Financing the transition has been the greatest obstacle so far. “The problem is that DTT doesn’t really generate money for (governments),” says Beletre, noting that many countries face more basic and pressing needs as they grapple with the high cost of switching over.
Private players have entered the fray, with Chinese pay-TV provider StarTimes, and GOtv, owned by South Africa’s Multi-Choice, leading the continent’s digital migration efforts.
In Nigeria, Africa’s most populous nation and largest economy, where the switchover will cost an estimated half a billion dollars, the government has entered into a wide-ranging partnership with StarTimes to offset the costs. In countries where the TV market has been liberalized, the additional spectrum space freed up by DTT migration is being sold to 4G mobile networks — a strategy that helped to finance the switchover in many European nations, says Beletre.

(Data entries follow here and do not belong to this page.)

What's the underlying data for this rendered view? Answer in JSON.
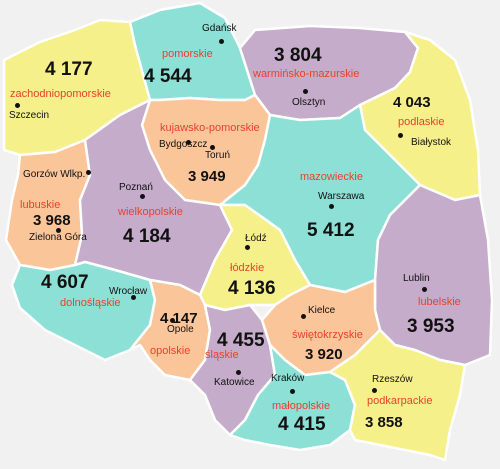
{
  "colors": {
    "yellow": "#f6f08a",
    "teal": "#8de0d6",
    "purple": "#c5acca",
    "orange": "#fbc59a",
    "background": "#f1f1f1",
    "region_name": "#e8412c"
  },
  "regions": [
    {
      "key": "zachodniopomorskie",
      "name": "zachodniopomorskie",
      "value": "4 177",
      "color": "yellow"
    },
    {
      "key": "pomorskie",
      "name": "pomorskie",
      "value": "4 544",
      "color": "teal"
    },
    {
      "key": "warminsko",
      "name": "warmińsko-mazurskie",
      "value": "3 804",
      "color": "purple"
    },
    {
      "key": "podlaskie",
      "name": "podlaskie",
      "value": "4 043",
      "color": "yellow"
    },
    {
      "key": "kujawsko",
      "name": "kujawsko-pomorskie",
      "value": "3 949",
      "color": "orange"
    },
    {
      "key": "lubuskie",
      "name": "lubuskie",
      "value": "3 968",
      "color": "orange"
    },
    {
      "key": "wielkopolskie",
      "name": "wielkopolskie",
      "value": "4 184",
      "color": "purple"
    },
    {
      "key": "mazowieckie",
      "name": "mazowieckie",
      "value": "5 412",
      "color": "teal"
    },
    {
      "key": "lodzkie",
      "name": "łódzkie",
      "value": "4 136",
      "color": "yellow"
    },
    {
      "key": "dolnoslaskie",
      "name": "dolnośląskie",
      "value": "4 607",
      "color": "teal"
    },
    {
      "key": "lubelskie",
      "name": "lubelskie",
      "value": "3 953",
      "color": "purple"
    },
    {
      "key": "opolskie",
      "name": "opolskie",
      "value": "4 147",
      "color": "orange"
    },
    {
      "key": "slaskie",
      "name": "śląskie",
      "value": "4 455",
      "color": "purple"
    },
    {
      "key": "swietokrzyskie",
      "name": "świętokrzyskie",
      "value": "3 920",
      "color": "orange"
    },
    {
      "key": "malopolskie",
      "name": "małopolskie",
      "value": "4 415",
      "color": "teal"
    },
    {
      "key": "podkarpackie",
      "name": "podkarpackie",
      "value": "3 858",
      "color": "yellow"
    }
  ],
  "cities": [
    "Gdańsk",
    "Olsztyn",
    "Szczecin",
    "Bydgoszcz",
    "Toruń",
    "Białystok",
    "Gorzów Wlkp.",
    "Poznań",
    "Warszawa",
    "Zielona Góra",
    "Łódź",
    "Wrocław",
    "Lublin",
    "Kielce",
    "Opole",
    "Katowice",
    "Kraków",
    "Rzeszów"
  ]
}
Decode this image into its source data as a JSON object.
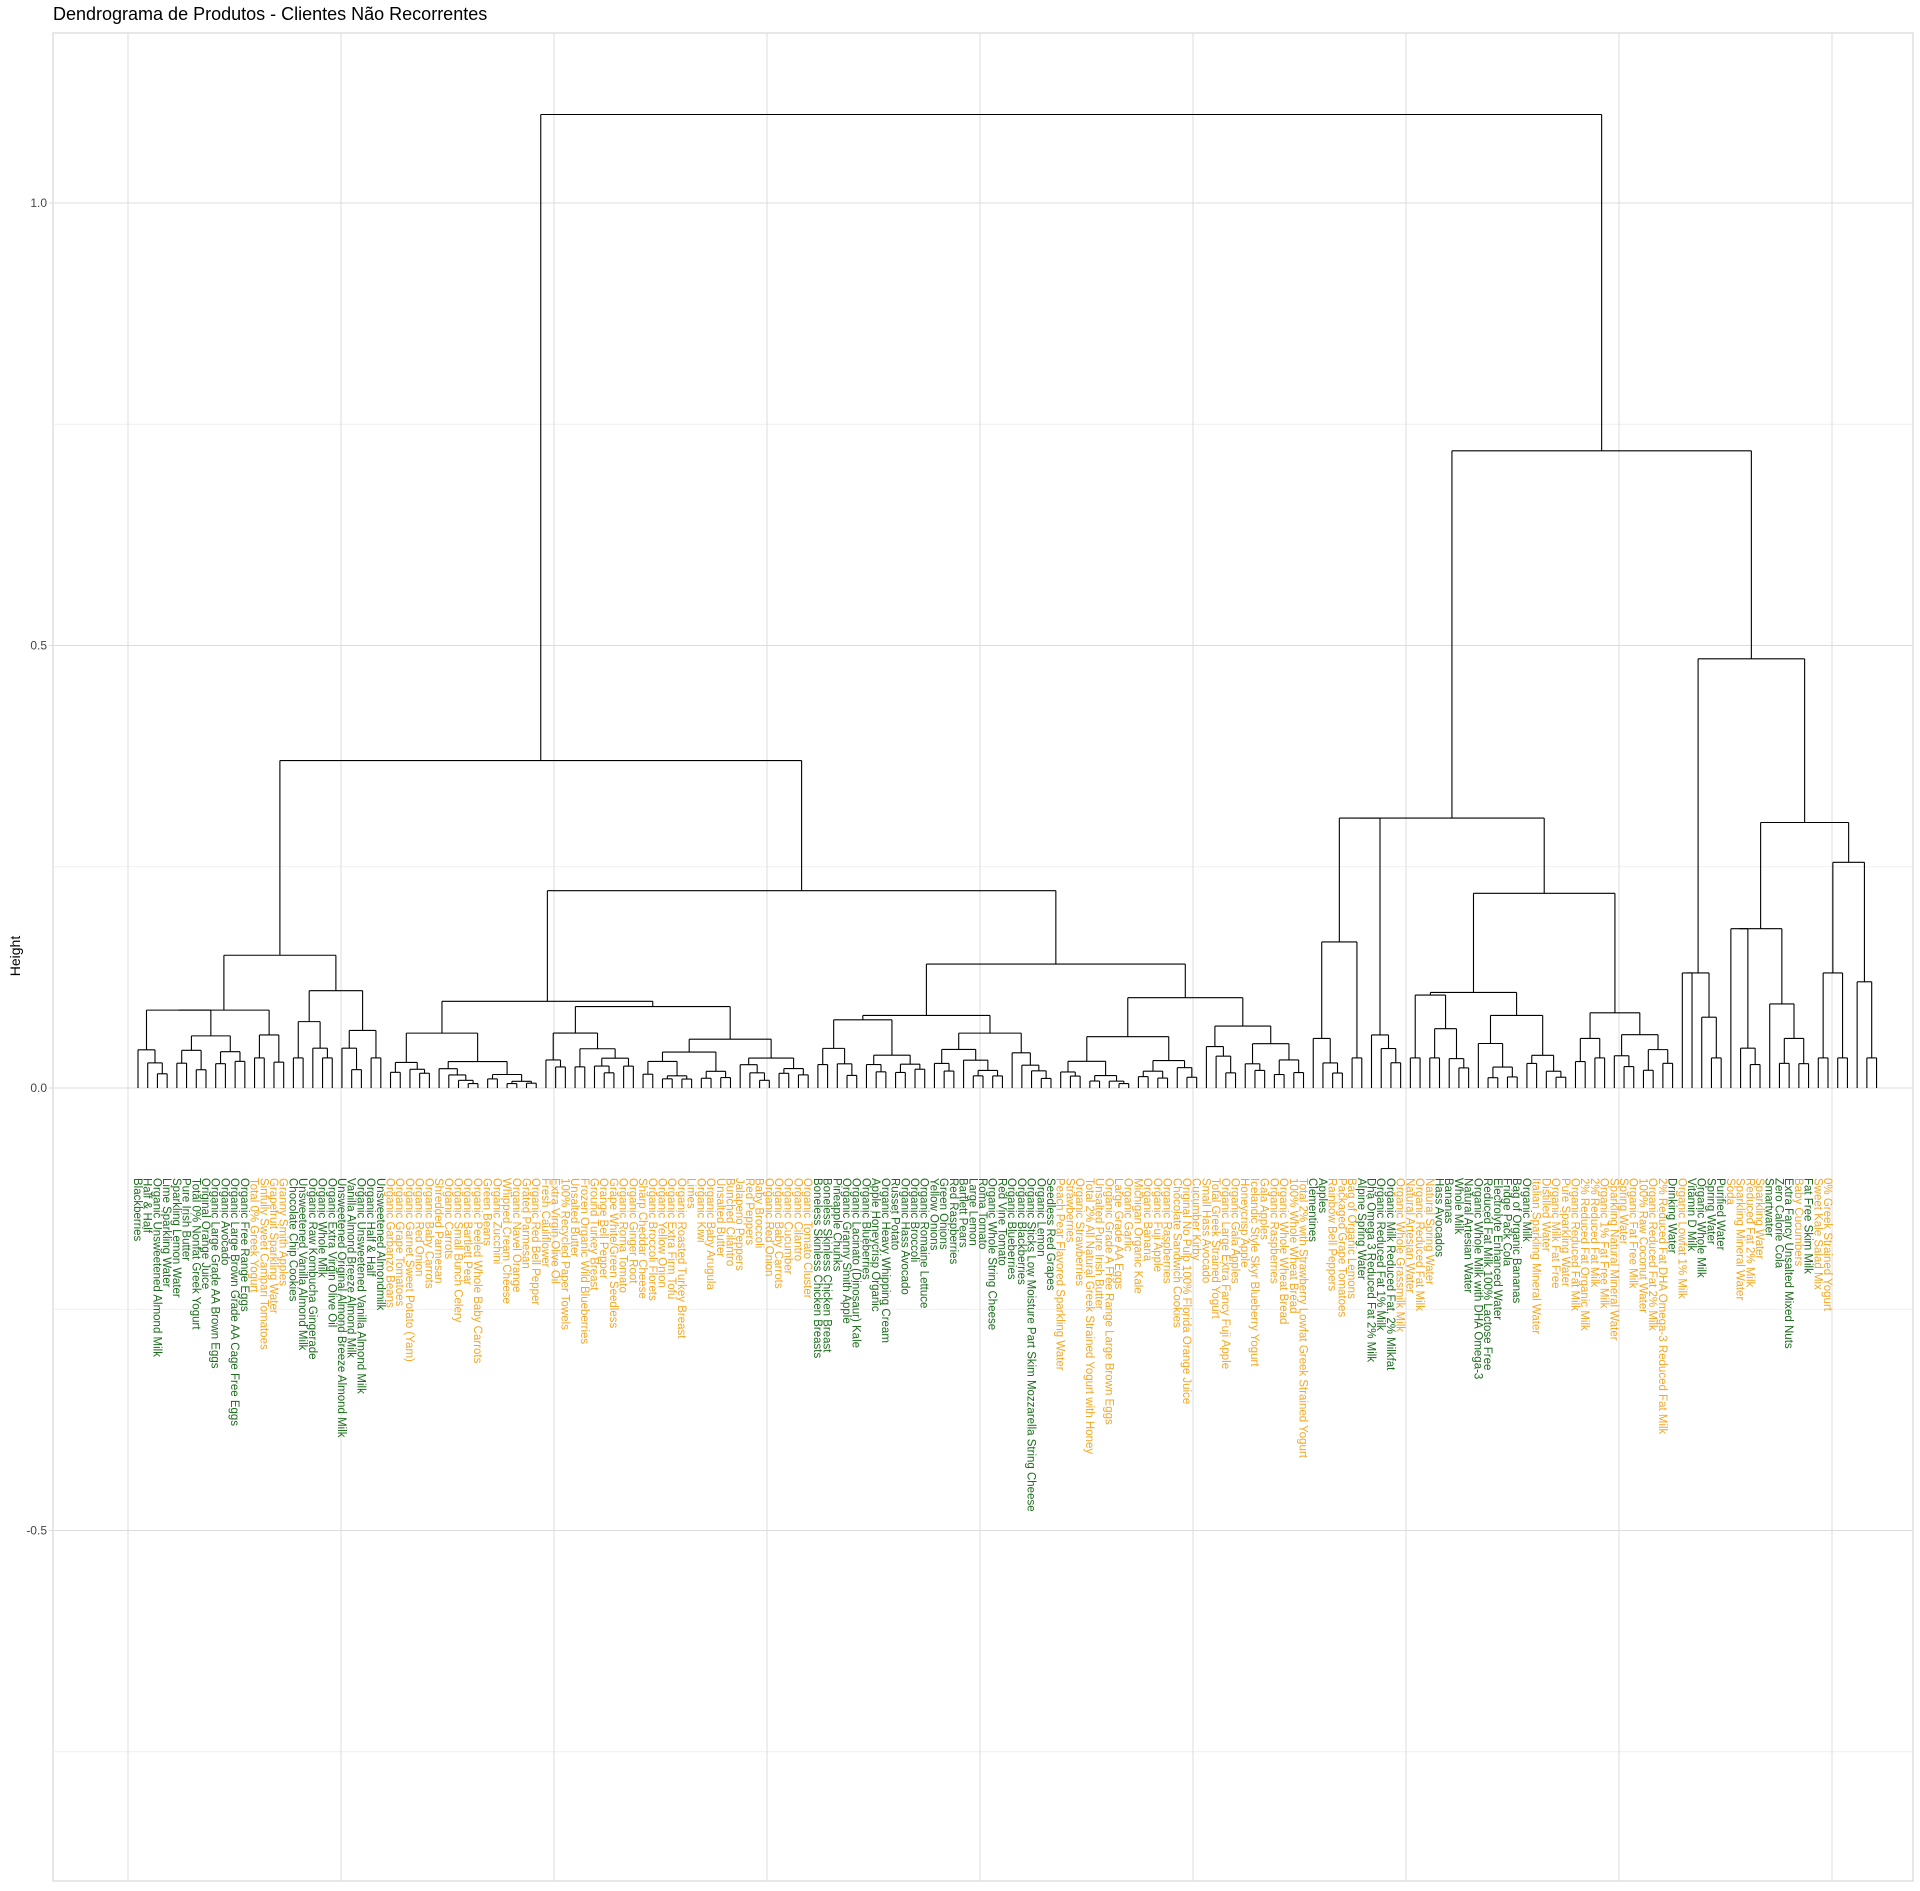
{
  "chart_data": {
    "type": "dendrogram",
    "title": "Dendrograma de Produtos - Clientes Não Recorrentes",
    "ylabel": "Height",
    "xlabel": "",
    "ylim": [
      -0.9,
      1.2
    ],
    "yticks": [
      -0.5,
      0.0,
      0.5,
      1.0
    ],
    "ytick_labels": [
      "-0.5",
      "0.0",
      "0.5",
      "1.0"
    ],
    "grid": true,
    "colors": {
      "group_a": "#1b6b1b",
      "group_b": "#f5a623",
      "branch": "#000000"
    },
    "leaves": [
      {
        "label": "Blackberries",
        "group": "a"
      },
      {
        "label": "Half & Half",
        "group": "a"
      },
      {
        "label": "Organic Unsweetened Almond Milk",
        "group": "a"
      },
      {
        "label": "Lime Sparkling Water",
        "group": "a"
      },
      {
        "label": "Sparkling Lemon Water",
        "group": "a"
      },
      {
        "label": "Pure Irish Butter",
        "group": "a"
      },
      {
        "label": "Total 0% Nonfat Greek Yogurt",
        "group": "a"
      },
      {
        "label": "Original Orange Juice",
        "group": "a"
      },
      {
        "label": "Organic Large Grade AA Brown Eggs",
        "group": "a"
      },
      {
        "label": "Organic Avocado",
        "group": "a"
      },
      {
        "label": "Organic Large Brown Grade AA Cage Free Eggs",
        "group": "a"
      },
      {
        "label": "Organic Free Range Eggs",
        "group": "a"
      },
      {
        "label": "Total 0% Greek Yogurt",
        "group": "b"
      },
      {
        "label": "Sinfully Sweet Campari Tomatoes",
        "group": "b"
      },
      {
        "label": "Grapefruit Sparkling Water",
        "group": "b"
      },
      {
        "label": "Granny Smith Apples",
        "group": "b"
      },
      {
        "label": "Chocolate Chip Cookies",
        "group": "a"
      },
      {
        "label": "Unsweetened Vanilla Almond Milk",
        "group": "a"
      },
      {
        "label": "Organic Raw Kombucha Gingerade",
        "group": "a"
      },
      {
        "label": "Organic Whole Milk",
        "group": "a"
      },
      {
        "label": "Organic Extra Virgin Olive Oil",
        "group": "a"
      },
      {
        "label": "Unsweetened Original Almond Breeze Almond Milk",
        "group": "a"
      },
      {
        "label": "Vanilla Almond Breeze Almond Milk",
        "group": "a"
      },
      {
        "label": "Organic Unsweetened Vanilla Almond Milk",
        "group": "a"
      },
      {
        "label": "Organic Half & Half",
        "group": "a"
      },
      {
        "label": "Unsweetened Almondmilk",
        "group": "a"
      },
      {
        "label": "Organic Garbanzo Beans",
        "group": "b"
      },
      {
        "label": "Organic Grape Tomatoes",
        "group": "b"
      },
      {
        "label": "Organic Garnet Sweet Potato (Yam)",
        "group": "b"
      },
      {
        "label": "Organic Red Onion",
        "group": "b"
      },
      {
        "label": "Organic Baby Carrots",
        "group": "b"
      },
      {
        "label": "Shredded Parmesan",
        "group": "b"
      },
      {
        "label": "Organic Carrots",
        "group": "b"
      },
      {
        "label": "Organic Small Bunch Celery",
        "group": "b"
      },
      {
        "label": "Organic Bartlett Pear",
        "group": "b"
      },
      {
        "label": "Organic Peeled Whole Baby Carrots",
        "group": "b"
      },
      {
        "label": "Green Beans",
        "group": "b"
      },
      {
        "label": "Organic Zucchini",
        "group": "b"
      },
      {
        "label": "Whipped Cream Cheese",
        "group": "b"
      },
      {
        "label": "Organic Navel Orange",
        "group": "b"
      },
      {
        "label": "Grated Parmesan",
        "group": "b"
      },
      {
        "label": "Organic Red Bell Pepper",
        "group": "b"
      },
      {
        "label": "Fresh Cauliflower",
        "group": "b"
      },
      {
        "label": "Extra Virgin Olive Oil",
        "group": "b"
      },
      {
        "label": "100% Recycled Paper Towels",
        "group": "b"
      },
      {
        "label": "Unsalted Butter",
        "group": "b"
      },
      {
        "label": "Frozen Organic Wild Blueberries",
        "group": "b"
      },
      {
        "label": "Ground Turkey Breast",
        "group": "b"
      },
      {
        "label": "Orange Bell Pepper",
        "group": "b"
      },
      {
        "label": "Grape White/Green Seedless",
        "group": "b"
      },
      {
        "label": "Organic Roma Tomato",
        "group": "b"
      },
      {
        "label": "Organic Ginger Root",
        "group": "b"
      },
      {
        "label": "Sharp Cheddar Cheese",
        "group": "b"
      },
      {
        "label": "Organic Broccoli Florets",
        "group": "b"
      },
      {
        "label": "Organic Yellow Onion",
        "group": "b"
      },
      {
        "label": "Organic Extra Firm Tofu",
        "group": "b"
      },
      {
        "label": "Organic Roasted Turkey Breast",
        "group": "b"
      },
      {
        "label": "Limes",
        "group": "b"
      },
      {
        "label": "Organic Kiwi",
        "group": "b"
      },
      {
        "label": "Organic Baby Arugula",
        "group": "b"
      },
      {
        "label": "Unsalted Butter",
        "group": "b"
      },
      {
        "label": "Bunched Cilantro",
        "group": "b"
      },
      {
        "label": "Jalapeno Peppers",
        "group": "b"
      },
      {
        "label": "Red Peppers",
        "group": "b"
      },
      {
        "label": "Baby Broccoli",
        "group": "b"
      },
      {
        "label": "Organic Red Onion",
        "group": "b"
      },
      {
        "label": "Organic Baby Carrots",
        "group": "b"
      },
      {
        "label": "Organic Cucumber",
        "group": "b"
      },
      {
        "label": "Organic Cilantro",
        "group": "b"
      },
      {
        "label": "Organic Tomato Cluster",
        "group": "b"
      },
      {
        "label": "Boneless Skinless Chicken Breasts",
        "group": "a"
      },
      {
        "label": "Boneless Skinless Chicken Breast",
        "group": "a"
      },
      {
        "label": "Pineapple Chunks",
        "group": "a"
      },
      {
        "label": "Organic Granny Smith Apple",
        "group": "a"
      },
      {
        "label": "Organic Lacinato (Dinosaur) Kale",
        "group": "a"
      },
      {
        "label": "Organic Blueberries",
        "group": "a"
      },
      {
        "label": "Apple Honeycrisp Organic",
        "group": "a"
      },
      {
        "label": "Organic Heavy Whipping Cream",
        "group": "a"
      },
      {
        "label": "Russet Potato",
        "group": "a"
      },
      {
        "label": "Organic Hass Avocado",
        "group": "a"
      },
      {
        "label": "Organic Broccoli",
        "group": "a"
      },
      {
        "label": "Organic Romaine Lettuce",
        "group": "a"
      },
      {
        "label": "Yellow Onions",
        "group": "a"
      },
      {
        "label": "Green Onions",
        "group": "a"
      },
      {
        "label": "Red Raspberries",
        "group": "a"
      },
      {
        "label": "Bartlett Pears",
        "group": "a"
      },
      {
        "label": "Large Lemon",
        "group": "a"
      },
      {
        "label": "Roma Tomato",
        "group": "a"
      },
      {
        "label": "Organic Whole String Cheese",
        "group": "a"
      },
      {
        "label": "Red Vine Tomato",
        "group": "a"
      },
      {
        "label": "Organic Blueberries",
        "group": "a"
      },
      {
        "label": "Organic Blackberries",
        "group": "a"
      },
      {
        "label": "Organic Sticks Low Moisture Part Skim Mozzarella String Cheese",
        "group": "a"
      },
      {
        "label": "Organic Lemon",
        "group": "a"
      },
      {
        "label": "Seedless Red Grapes",
        "group": "a"
      },
      {
        "label": "Peach Pear Flavored Sparkling Water",
        "group": "b"
      },
      {
        "label": "Strawberries",
        "group": "b"
      },
      {
        "label": "Organic Strawberries",
        "group": "b"
      },
      {
        "label": "Total 2% All Natural Greek Strained Yogurt with Honey",
        "group": "b"
      },
      {
        "label": "Unsalted Pure Irish Butter",
        "group": "b"
      },
      {
        "label": "Organic Grade A Free Range Large Brown Eggs",
        "group": "b"
      },
      {
        "label": "Large Grade AA Eggs",
        "group": "b"
      },
      {
        "label": "Organic Garlic",
        "group": "b"
      },
      {
        "label": "Michigan Organic Kale",
        "group": "b"
      },
      {
        "label": "Organic Banana",
        "group": "b"
      },
      {
        "label": "Organic Fuji Apple",
        "group": "b"
      },
      {
        "label": "Organic Raspberries",
        "group": "b"
      },
      {
        "label": "Chocolate Sandwich Cookies",
        "group": "b"
      },
      {
        "label": "Original No Pulp 100% Florida Orange Juice",
        "group": "b"
      },
      {
        "label": "Cucumber Kirby",
        "group": "b"
      },
      {
        "label": "Small Hass Avocado",
        "group": "b"
      },
      {
        "label": "Total Greek Strained Yogurt",
        "group": "b"
      },
      {
        "label": "Organic Large Extra Fancy Fuji Apple",
        "group": "b"
      },
      {
        "label": "Organic Gala Apples",
        "group": "b"
      },
      {
        "label": "Honeycrisp Apple",
        "group": "b"
      },
      {
        "label": "Icelandic Style Skyr Blueberry Yogurt",
        "group": "b"
      },
      {
        "label": "Gala Apples",
        "group": "b"
      },
      {
        "label": "Organic Raspberries",
        "group": "b"
      },
      {
        "label": "Organic Whole Wheat Bread",
        "group": "b"
      },
      {
        "label": "100% Whole Wheat Bread",
        "group": "b"
      },
      {
        "label": "Total 2% with Strawberry Lowfat Greek Strained Yogurt",
        "group": "b"
      },
      {
        "label": "Clementines",
        "group": "a"
      },
      {
        "label": "Apples",
        "group": "a"
      },
      {
        "label": "Rainbow Bell Peppers",
        "group": "b"
      },
      {
        "label": "Packaged Grape Tomatoes",
        "group": "b"
      },
      {
        "label": "Bag of Organic Lemons",
        "group": "b"
      },
      {
        "label": "Alpine Spring Water",
        "group": "a"
      },
      {
        "label": "Dha Omega 3 Reduced Fat 2% Milk",
        "group": "a"
      },
      {
        "label": "Organic Reduced Fat 1% Milk",
        "group": "a"
      },
      {
        "label": "Organic Milk Reduced Fat, 2% Milkfat",
        "group": "a"
      },
      {
        "label": "Organic Whole Grassmilk Milk",
        "group": "b"
      },
      {
        "label": "Natural Artesian Water",
        "group": "b"
      },
      {
        "label": "Organic Reduced Fat Milk",
        "group": "b"
      },
      {
        "label": "Natural Spring Water",
        "group": "b"
      },
      {
        "label": "Hass Avocados",
        "group": "a"
      },
      {
        "label": "Bananas",
        "group": "a"
      },
      {
        "label": "Whole Milk",
        "group": "a"
      },
      {
        "label": "Natural Artesian Water",
        "group": "a"
      },
      {
        "label": "Organic Whole Milk with DHA Omega-3",
        "group": "a"
      },
      {
        "label": "Reduced Fat Milk 100% Lactose Free",
        "group": "a"
      },
      {
        "label": "Electrolyte Enhanced Water",
        "group": "a"
      },
      {
        "label": "Fridge Pack Cola",
        "group": "a"
      },
      {
        "label": "Bag of Organic Bananas",
        "group": "a"
      },
      {
        "label": "Organic Milk",
        "group": "a"
      },
      {
        "label": "Italian Sparkling Mineral Water",
        "group": "b"
      },
      {
        "label": "Distilled Water",
        "group": "b"
      },
      {
        "label": "Organic Milk Fat Free",
        "group": "b"
      },
      {
        "label": "Pure Sparkling Water",
        "group": "b"
      },
      {
        "label": "Organic Reduced Fat Milk",
        "group": "b"
      },
      {
        "label": "2% Reduced Fat Organic Milk",
        "group": "b"
      },
      {
        "label": "2% Reduced Fat Milk",
        "group": "b"
      },
      {
        "label": "Organic 1% Fat Free Milk",
        "group": "b"
      },
      {
        "label": "Sparkling Natural Mineral Water",
        "group": "b"
      },
      {
        "label": "Spring Water",
        "group": "b"
      },
      {
        "label": "Organic Fat Free Milk",
        "group": "b"
      },
      {
        "label": "100% Raw Coconut Water",
        "group": "b"
      },
      {
        "label": "Organic Reduced Fat 2% Milk",
        "group": "b"
      },
      {
        "label": "2% Reduced Fat DHA Omega-3 Reduced Fat Milk",
        "group": "b"
      },
      {
        "label": "Drinking Water",
        "group": "a"
      },
      {
        "label": "Organic Lowfat 1% Milk",
        "group": "b"
      },
      {
        "label": "Vitamin D Milk",
        "group": "a"
      },
      {
        "label": "Organic Whole Milk",
        "group": "a"
      },
      {
        "label": "Spring Water",
        "group": "a"
      },
      {
        "label": "Purified Water",
        "group": "a"
      },
      {
        "label": "Soda",
        "group": "b"
      },
      {
        "label": "Sparkling Mineral Water",
        "group": "b"
      },
      {
        "label": "Reduced Fat 2% Milk",
        "group": "b"
      },
      {
        "label": "Sparkling Water",
        "group": "b"
      },
      {
        "label": "Smartwater",
        "group": "a"
      },
      {
        "label": "Zero Calorie Cola",
        "group": "a"
      },
      {
        "label": "Extra Fancy Unsalted Mixed Nuts",
        "group": "a"
      },
      {
        "label": "Baby Cucumbers",
        "group": "b"
      },
      {
        "label": "Fat Free Skim Milk",
        "group": "a"
      },
      {
        "label": "Sweet Kale Salad Mix",
        "group": "b"
      },
      {
        "label": "0% Greek Strained Yogurt",
        "group": "b"
      }
    ]
  }
}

The African market, though, can be volatile. Both the Nigerian naira and the South African rand have nose-dived in the past year, causing a spike in inflation and operating costs while denting consumer spending.
Legal potholes also remain. Last year, StarTimes took the Ghanaian government to court for breach of contract, after it accused the West African nation of abruptly and unlawfully terminating an agreement for the Chinese company to oversee its digital migration. In Nigeria, courtroom battles over DTT carrier licenses have threatened to derail a process that is already two years behind schedule.
Still, Beletre notes the slow process of DTT migration in more developed economies, such as France, which has been beset by its own delays and legal squabbles.
African governments, he says, have learned lessons from “countries where DTT has been deployed, and they’ve looked at the pitfalls and opportunities.”